Custom Weighting Schemes

You can also implement your own weighting scheme, provided it can be expressed in the form of a sum over the matching terms, plus an extra term which depends on term-independent statistics (such as the normalised document length).

Currently it is only possible to implement custom weighting schemes in C++. The API could probably be wrapped with a bit of effort, but performance is likely to be disappointing as the get_sumpart() method gets called a lot (approximately once per matching term in each considered document), so the overhead of routing a method call from C++ to the wrapped language will matter.

For example, here’s an implementation of “coordinate matching” - each matching term scores one point:

class CoordinateWeight : public Xapian::Weight {
  public:
    CoordinateWeight * clone() const { return new CoordinateWeight; }
    CoordinateWeight() { }
    ~CoordinateWeight() { }

    std::string name() const { return "Coord"; }
    std::string serialise() const { return std::string(); }
    CoordinateWeight * unserialise(const std::string &) const {
        return new CoordinateWeight;
    }

    double get_sumpart(Xapian::termcount, Xapian::doclength) const {
        return 1;
    }
    double get_maxpart() const { return 1; }

    double get_sumextra(Xapian::doclength) const { return 0; }
    double get_maxextra() const { return 0; }

    bool get_sumpart_needs_doclength() const { return false; }
};

Implement a custom weighting scheme that requires various statistics

The Coordinate scheme given above does not require any statistics. However, custom weighting schemes that require various statistics such as average document length in the database, the query length, total number of documents in the collection etc. can also be implemented.

For that, the weighting scheme subclassed from xapian.Weight simply needs to “tell” xapian.Weight which statistics it will be needing. This is done by calling the need_stat(STATISTIC REQUIRED) method in the constructor of the subclassed weighting scheme. Note however, that only those statistics which are absolutely required must be asked for as collecting statistics is expensive. For a full list of statistics currently available from xapian.Weight and the enumerators required to access them, please refer to the API documentation.

Todo

Sort out doxygen visibility of protected stat_flags so the link above can be to the apidocs

The statistics can then be obtained by the subclass by simply calling the corresponding function of the xapian.Weight class. For eg:- The document frequency (Term frequency) of the term can be obtained by calling get_termfreq(). For a full list of functions required to obtain various statistics, refer to the xapian/weight.h header file.

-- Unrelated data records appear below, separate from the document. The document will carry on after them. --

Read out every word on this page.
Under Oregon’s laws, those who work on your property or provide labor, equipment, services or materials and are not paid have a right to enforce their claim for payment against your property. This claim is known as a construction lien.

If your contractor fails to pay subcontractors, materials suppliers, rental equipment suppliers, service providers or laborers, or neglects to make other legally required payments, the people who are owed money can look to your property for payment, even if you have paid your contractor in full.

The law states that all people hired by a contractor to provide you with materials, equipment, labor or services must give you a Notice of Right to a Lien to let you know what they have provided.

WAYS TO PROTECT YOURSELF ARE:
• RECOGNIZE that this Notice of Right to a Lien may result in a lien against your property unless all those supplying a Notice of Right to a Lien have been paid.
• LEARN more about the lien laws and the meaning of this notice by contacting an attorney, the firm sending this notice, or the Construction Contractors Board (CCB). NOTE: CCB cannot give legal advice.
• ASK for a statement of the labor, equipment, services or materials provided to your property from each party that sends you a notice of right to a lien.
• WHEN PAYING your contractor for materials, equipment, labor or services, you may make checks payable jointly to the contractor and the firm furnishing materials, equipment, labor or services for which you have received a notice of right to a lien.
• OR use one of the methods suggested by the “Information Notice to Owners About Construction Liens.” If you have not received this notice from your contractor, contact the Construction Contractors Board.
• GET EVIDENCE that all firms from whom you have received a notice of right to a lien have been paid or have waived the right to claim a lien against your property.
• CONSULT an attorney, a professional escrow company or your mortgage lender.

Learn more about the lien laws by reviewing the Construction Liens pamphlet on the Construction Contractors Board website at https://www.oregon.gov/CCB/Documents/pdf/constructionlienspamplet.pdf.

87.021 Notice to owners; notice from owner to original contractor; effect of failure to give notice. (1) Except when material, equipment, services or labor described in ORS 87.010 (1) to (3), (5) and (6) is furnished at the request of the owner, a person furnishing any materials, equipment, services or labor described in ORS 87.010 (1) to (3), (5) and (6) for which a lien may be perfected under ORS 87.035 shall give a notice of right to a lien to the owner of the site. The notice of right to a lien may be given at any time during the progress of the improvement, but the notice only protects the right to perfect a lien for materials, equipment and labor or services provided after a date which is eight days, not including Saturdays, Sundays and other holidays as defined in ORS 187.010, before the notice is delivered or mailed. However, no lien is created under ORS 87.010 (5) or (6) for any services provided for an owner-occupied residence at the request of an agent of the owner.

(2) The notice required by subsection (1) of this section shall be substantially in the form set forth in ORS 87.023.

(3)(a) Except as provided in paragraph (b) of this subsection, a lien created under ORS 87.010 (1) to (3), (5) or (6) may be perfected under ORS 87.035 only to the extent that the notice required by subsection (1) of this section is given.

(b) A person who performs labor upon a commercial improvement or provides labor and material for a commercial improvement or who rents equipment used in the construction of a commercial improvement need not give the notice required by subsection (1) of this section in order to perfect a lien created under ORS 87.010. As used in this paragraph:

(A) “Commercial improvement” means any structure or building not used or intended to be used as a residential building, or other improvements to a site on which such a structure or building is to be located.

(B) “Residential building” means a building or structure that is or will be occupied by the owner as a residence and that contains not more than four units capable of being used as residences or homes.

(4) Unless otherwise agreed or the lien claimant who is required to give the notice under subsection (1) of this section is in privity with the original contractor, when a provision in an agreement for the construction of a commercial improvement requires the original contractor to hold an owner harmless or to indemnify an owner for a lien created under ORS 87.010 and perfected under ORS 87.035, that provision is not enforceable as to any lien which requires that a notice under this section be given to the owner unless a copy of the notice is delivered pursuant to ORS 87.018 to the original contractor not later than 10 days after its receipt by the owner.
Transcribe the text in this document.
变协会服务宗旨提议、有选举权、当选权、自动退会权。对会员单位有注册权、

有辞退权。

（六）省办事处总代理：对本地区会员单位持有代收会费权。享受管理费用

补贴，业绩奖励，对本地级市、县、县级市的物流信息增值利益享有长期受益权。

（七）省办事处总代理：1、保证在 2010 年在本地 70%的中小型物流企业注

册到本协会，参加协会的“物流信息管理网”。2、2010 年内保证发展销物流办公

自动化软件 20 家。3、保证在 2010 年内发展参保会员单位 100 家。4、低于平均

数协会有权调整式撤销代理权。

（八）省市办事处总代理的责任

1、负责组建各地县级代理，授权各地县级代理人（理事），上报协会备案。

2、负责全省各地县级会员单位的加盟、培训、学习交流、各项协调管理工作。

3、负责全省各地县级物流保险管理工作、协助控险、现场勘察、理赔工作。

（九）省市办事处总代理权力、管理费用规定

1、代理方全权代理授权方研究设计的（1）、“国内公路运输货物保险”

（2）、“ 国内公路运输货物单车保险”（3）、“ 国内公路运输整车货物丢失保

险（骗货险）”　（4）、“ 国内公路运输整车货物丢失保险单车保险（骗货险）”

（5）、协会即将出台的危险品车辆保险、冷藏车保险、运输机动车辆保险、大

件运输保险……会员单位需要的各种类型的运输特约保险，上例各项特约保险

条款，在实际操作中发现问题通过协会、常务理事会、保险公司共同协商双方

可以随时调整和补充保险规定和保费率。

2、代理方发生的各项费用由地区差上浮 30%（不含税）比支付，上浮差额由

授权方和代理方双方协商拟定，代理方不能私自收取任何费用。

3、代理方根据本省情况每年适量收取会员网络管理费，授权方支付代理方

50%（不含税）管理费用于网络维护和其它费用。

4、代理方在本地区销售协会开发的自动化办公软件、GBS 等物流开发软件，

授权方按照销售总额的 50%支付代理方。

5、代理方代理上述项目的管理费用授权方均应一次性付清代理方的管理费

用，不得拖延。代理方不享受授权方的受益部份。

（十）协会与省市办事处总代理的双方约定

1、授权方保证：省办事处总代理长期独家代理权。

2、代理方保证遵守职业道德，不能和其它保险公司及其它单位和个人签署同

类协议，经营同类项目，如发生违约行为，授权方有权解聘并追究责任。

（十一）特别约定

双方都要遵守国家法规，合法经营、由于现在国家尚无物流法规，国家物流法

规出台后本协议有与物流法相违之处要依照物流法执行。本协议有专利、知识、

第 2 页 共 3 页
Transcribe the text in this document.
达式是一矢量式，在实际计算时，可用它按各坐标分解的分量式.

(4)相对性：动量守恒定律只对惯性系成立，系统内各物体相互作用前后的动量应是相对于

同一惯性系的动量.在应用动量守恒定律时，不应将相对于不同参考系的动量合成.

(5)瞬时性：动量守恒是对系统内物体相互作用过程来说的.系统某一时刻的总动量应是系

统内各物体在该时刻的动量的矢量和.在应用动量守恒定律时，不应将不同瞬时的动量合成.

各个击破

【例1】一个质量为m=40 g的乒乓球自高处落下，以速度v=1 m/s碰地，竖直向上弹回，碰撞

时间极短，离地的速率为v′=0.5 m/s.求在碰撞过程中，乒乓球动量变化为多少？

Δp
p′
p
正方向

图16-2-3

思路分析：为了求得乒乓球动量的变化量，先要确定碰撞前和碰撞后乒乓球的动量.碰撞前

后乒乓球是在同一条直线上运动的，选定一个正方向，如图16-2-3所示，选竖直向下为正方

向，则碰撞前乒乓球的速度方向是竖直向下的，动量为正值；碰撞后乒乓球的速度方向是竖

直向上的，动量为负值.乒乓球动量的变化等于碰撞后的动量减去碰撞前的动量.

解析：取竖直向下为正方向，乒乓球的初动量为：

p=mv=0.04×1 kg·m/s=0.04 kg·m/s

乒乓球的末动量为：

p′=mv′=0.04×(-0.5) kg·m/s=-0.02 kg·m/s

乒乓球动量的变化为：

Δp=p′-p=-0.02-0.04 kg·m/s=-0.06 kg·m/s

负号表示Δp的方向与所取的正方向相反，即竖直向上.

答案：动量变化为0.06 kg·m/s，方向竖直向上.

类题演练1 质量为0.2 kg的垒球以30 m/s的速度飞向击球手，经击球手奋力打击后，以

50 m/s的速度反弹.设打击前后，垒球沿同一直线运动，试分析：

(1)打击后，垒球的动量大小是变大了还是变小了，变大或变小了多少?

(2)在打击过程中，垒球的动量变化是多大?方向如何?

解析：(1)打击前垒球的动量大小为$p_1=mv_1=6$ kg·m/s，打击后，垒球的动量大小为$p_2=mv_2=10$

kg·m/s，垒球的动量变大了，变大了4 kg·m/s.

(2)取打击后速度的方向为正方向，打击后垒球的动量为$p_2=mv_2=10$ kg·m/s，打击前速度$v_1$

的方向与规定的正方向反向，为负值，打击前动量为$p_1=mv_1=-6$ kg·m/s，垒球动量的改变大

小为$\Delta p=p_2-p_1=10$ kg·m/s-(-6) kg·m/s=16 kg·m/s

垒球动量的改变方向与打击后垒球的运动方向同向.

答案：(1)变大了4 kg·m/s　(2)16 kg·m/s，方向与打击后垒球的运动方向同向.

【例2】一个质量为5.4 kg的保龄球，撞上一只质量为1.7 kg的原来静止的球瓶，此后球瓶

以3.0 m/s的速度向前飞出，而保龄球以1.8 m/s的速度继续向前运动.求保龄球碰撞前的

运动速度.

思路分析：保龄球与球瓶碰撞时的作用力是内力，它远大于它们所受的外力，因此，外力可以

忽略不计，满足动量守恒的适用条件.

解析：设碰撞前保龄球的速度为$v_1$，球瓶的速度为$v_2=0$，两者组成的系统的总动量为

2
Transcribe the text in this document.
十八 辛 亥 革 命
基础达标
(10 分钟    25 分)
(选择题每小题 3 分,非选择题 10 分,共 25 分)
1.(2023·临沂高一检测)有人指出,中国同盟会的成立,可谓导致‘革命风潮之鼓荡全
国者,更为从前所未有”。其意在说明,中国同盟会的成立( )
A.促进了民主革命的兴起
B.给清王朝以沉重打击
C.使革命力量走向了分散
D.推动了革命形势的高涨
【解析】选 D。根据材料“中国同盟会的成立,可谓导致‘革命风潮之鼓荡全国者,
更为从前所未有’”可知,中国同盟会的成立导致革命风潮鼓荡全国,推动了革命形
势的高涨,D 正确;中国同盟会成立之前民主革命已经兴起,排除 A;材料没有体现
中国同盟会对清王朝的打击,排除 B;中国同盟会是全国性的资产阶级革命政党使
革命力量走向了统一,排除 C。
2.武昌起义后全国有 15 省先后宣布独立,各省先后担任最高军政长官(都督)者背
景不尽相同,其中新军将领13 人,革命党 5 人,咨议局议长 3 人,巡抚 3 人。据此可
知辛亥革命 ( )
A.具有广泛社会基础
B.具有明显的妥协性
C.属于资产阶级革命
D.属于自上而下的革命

Example:- Consider a simple weighting scheme such as a pseudo Tf-Idf weighting scheme which returns the document weight as the product of the within document frequency of the term and the inverse of the document frequency of the term (Inverse of the number of documents the term appears in).

The implementation will be as follows:

class TfIdfWeight : public Xapian::Weight {
  public:
    TfIdfWeight * clone() const { return new TfIdfWeight; }
    TfIdfWeight() {
        need_stat(WDF);
        need_stat(TERMFREQ);
        need_stat(WDF_MAX);
    }
    ~TfIdfWeight() { }

    std::string name() const { return "TfIdf"; }
    std::string serialise() const { return std::string(); }
    TfIdfWeight * unserialise(const std::string &) const {
        return new TfIdfWeight;
    }

    double get_sumpart(Xapian::termcount wdf, Xapian::doclength) const {
        Xapian::doccount df = get_termfreq();
        double wdf_double(wdf);
        double wt = wdf_double / df;
        return wt;
    }

    double get_maxpart() const {
        Xapian::doccount df = get_termfreq();
        double max_wdf(get_wdf_upper_bound());
        double max_weight = max_wdf / df;
        return max_weight;
    }
    double get_sumextra(Xapian::doclength) const { return 0; }
    double get_maxextra() const { return 0; }
};

Note: The get_maxpart() method returns an upper bound on the weight returned by get_sumpart(). In order to do that, it requires the WDF_MAX statistic (the maximum wdf of the term among all documents).